左右又有來報。
“將軍,張大人又飛劍傳書一封過來。”
聽到這個消息,馮嶽又是內心忍不住咯噔了一下。
這種時機,張旭飛劍傳書過來,隻怕不會是什麼好消息。
他急忙走出大營,將那飛劍上捆綁的帛書拆解下來,想看究竟又發生了禍事。
他打開一看,才知道上麵說的是北方的事情。
如今北方千裡已經被魔宗掌控,河西節度使本來就是魔宗的人。
平盧節度使和範陽節度使先後死亡,但兩家都是兄死弟及,直接在自己的親族之中選了一個人出來當節度使,完全不管朝廷是什麼意思。

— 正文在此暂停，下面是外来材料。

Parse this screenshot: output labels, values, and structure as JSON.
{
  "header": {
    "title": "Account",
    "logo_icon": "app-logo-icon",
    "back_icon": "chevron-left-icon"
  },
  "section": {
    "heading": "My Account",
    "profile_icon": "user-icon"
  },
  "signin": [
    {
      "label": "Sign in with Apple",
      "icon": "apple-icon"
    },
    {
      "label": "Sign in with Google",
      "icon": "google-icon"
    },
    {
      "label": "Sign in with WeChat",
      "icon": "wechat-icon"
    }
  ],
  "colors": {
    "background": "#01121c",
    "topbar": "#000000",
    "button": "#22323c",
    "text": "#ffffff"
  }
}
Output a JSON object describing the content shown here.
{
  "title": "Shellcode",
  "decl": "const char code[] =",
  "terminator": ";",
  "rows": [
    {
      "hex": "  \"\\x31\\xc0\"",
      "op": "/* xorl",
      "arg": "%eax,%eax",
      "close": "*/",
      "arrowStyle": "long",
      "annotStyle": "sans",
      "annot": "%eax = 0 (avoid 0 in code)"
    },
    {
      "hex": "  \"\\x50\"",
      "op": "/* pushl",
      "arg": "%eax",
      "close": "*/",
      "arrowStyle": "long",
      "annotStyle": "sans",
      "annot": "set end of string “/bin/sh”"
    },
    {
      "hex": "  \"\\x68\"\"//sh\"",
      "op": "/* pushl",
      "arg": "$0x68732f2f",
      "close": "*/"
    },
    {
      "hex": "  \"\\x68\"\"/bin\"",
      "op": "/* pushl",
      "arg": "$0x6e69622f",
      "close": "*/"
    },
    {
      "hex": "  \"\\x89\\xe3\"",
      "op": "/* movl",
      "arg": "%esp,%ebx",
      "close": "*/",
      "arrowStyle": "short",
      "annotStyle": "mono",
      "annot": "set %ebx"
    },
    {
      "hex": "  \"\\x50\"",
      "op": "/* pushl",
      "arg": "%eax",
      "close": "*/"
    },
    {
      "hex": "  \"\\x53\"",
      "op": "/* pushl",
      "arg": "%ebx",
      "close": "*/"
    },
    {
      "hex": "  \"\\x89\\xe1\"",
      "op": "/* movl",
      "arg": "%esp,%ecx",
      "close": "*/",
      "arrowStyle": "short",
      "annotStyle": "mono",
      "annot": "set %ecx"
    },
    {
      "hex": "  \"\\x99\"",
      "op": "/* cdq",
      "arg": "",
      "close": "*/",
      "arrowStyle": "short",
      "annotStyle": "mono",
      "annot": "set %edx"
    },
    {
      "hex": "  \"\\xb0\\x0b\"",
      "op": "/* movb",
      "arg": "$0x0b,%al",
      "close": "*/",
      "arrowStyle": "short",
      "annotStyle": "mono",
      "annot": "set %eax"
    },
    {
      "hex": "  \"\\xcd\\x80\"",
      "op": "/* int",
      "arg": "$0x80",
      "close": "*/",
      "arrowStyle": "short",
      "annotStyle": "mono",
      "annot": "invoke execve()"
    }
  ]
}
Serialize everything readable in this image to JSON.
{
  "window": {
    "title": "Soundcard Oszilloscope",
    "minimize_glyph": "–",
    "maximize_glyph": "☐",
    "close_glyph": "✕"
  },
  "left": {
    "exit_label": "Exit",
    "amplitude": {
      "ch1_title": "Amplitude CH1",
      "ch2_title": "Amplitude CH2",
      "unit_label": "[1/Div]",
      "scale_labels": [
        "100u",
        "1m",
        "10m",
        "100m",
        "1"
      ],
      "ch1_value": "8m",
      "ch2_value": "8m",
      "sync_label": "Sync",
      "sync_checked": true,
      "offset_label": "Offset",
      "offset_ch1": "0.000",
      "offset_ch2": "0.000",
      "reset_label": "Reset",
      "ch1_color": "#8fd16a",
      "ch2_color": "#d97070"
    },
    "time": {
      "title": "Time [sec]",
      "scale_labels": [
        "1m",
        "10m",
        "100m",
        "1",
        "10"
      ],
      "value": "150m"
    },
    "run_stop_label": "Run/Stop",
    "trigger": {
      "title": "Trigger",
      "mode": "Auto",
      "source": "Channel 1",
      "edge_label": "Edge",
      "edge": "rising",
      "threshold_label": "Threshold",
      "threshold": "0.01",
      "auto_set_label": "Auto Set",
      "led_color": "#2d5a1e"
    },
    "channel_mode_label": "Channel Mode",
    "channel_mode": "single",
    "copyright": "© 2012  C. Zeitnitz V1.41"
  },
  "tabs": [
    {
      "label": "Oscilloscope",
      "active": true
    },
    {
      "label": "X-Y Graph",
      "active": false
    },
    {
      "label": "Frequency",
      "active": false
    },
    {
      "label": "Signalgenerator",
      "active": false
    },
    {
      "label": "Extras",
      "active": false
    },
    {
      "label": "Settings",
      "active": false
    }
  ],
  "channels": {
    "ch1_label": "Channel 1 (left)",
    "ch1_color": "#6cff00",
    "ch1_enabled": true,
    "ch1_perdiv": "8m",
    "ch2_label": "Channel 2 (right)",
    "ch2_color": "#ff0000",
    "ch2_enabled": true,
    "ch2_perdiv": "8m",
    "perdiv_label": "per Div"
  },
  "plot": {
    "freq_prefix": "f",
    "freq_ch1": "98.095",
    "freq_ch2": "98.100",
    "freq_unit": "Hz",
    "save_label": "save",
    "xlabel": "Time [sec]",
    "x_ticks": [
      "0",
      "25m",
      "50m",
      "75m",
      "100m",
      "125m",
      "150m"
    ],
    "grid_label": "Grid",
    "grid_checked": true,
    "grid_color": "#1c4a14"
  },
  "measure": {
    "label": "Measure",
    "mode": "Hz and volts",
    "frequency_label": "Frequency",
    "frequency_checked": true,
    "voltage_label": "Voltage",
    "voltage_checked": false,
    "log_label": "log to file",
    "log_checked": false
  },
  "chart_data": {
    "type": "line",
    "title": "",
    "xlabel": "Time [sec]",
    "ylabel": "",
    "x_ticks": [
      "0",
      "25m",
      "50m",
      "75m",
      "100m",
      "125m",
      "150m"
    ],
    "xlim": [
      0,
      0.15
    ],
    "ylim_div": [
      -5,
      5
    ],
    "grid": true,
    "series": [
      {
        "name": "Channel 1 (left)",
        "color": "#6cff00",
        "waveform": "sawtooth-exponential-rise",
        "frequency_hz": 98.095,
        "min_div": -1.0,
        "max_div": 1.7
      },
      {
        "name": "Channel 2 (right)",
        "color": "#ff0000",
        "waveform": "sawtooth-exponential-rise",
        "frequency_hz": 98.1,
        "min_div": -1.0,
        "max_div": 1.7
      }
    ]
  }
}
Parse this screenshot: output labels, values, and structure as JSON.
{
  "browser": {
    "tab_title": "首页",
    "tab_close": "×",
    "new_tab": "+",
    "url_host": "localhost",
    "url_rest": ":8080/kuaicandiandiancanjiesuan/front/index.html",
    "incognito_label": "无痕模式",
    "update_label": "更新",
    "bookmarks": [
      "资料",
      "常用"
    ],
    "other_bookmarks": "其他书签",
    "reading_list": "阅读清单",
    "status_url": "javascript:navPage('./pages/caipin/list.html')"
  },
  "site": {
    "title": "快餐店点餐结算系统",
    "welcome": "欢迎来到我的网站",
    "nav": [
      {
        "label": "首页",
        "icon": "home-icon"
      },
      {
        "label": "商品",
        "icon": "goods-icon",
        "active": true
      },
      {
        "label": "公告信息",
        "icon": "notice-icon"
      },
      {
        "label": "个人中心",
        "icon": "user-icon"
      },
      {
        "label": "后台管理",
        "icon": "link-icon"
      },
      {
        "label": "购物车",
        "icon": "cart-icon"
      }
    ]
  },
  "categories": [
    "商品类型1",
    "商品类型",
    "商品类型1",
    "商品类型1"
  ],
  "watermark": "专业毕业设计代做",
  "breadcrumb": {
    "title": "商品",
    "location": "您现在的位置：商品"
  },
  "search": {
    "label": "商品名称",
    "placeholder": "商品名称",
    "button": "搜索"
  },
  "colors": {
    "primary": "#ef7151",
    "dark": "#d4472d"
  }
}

據說,這兩家選出來的節度使也早就已經對魔宗的尊者竹影夫人俯首稱臣,如今效忠的是魔宗,而不是朝廷。
馮嶽一直忙著對付逍遙道的事情,早就已經將北方的事情拋在腦後了。
張旭信上說到這件事,他這才想起來。
朝廷已經派了牛林甫親自去會麵三大節度使……
牛林甫嘴上答應得很爽快,什麼感念皇恩浩蕩,當以死報國之類的大話也說了,他還和他的學生家人在長安送彆的時候哭哭啼啼,就好像去北方就一定會身死一樣……
可真的出發之後,才六天他就上報朝廷說自己突發惡疾,不能行路,要留在原地待命。
皇帝當即派了太監前去查看,但也是於事無補,牛林甫正在和皇帝就這件事進行拉扯。
他們扯皮的時間,北方的三路大軍可不會原地等待,已經是三路南下,平盧節度使的大軍已經過了河北,朝著函穀關而來了。
馮嶽一想到長安如此空虛,便有些無心戀戰了,心想著是不是要收兵返回潼關,先把長安拱衛好再說。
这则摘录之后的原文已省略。